Construction of segregated arrays of multiple donor and acceptor units using a dendritic scaffold: remarkable dendrimer effects on photoinduced charge separation.

Dendritic molecules appended with multiple zinc porphyrin units (DPm, m [number of zinc porphyrin units] = 6, 12, and 24) trap bipyridine compounds carrying multiple fullerene units (Py2Fn, n [number of C60 units] = 1-3), affording coordination complexes DPm superset Py2Fn having a photoactive layer consisting of spatially segregated donor and acceptor arrays on their surface. Complexes DPm superset Py2Fn are stable enough (K [average binding affinity] = 1.1 x 10(6)-4.4 x 10(6) M(-1) in CHCl3 at 25 degrees C) to be isolated by gel permeation chromatography.
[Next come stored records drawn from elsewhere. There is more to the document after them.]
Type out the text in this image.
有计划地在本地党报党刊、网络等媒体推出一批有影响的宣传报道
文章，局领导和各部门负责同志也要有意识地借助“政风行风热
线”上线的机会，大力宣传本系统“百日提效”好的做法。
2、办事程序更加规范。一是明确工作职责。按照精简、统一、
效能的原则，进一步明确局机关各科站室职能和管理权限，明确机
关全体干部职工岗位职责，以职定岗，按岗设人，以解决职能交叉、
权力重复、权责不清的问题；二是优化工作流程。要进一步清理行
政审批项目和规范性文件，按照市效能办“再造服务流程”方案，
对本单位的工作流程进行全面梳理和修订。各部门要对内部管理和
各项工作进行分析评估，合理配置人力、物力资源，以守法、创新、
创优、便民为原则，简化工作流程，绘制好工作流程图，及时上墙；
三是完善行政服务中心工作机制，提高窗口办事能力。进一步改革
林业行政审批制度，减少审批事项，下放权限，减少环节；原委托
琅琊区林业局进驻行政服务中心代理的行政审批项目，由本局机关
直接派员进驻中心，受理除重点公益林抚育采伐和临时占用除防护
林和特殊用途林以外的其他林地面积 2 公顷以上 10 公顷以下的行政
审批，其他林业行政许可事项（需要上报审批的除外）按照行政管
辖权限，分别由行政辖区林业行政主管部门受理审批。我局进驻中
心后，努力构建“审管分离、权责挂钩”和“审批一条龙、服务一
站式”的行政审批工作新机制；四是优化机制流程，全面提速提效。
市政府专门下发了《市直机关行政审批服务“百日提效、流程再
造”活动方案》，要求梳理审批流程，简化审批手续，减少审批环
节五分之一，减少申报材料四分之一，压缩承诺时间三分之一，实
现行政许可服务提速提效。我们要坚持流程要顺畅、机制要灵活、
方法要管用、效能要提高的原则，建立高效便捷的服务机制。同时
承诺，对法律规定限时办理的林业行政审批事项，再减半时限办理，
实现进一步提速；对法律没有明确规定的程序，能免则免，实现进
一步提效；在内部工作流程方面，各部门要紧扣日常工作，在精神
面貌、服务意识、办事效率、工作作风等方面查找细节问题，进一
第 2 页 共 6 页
UHV-STM microscopy enables clear visualization of a petal-like structure of DP12 superset Py2F3. Photoexcitation of the zinc porphyrin units in DPm superset Py2Fn results in a zinc porphyrin-to-fullerene electron transfer to generate a charge separation. The charge-separation rate constant (kCS) in CH2Cl2 at 20 degrees C increases from 0.26 x 10(10) to 2.3 x 10(10) s(-1) upon increment of m and n, whereas the charge-recombination rate constant (kCR) remains almost unchanged at 4.5 x 10(6)-6.7 x 10(6) s(-1). Consequently, DP24 supersetPy2F3 furnishes the largest ratio of kCS/kCR (3400) among the family.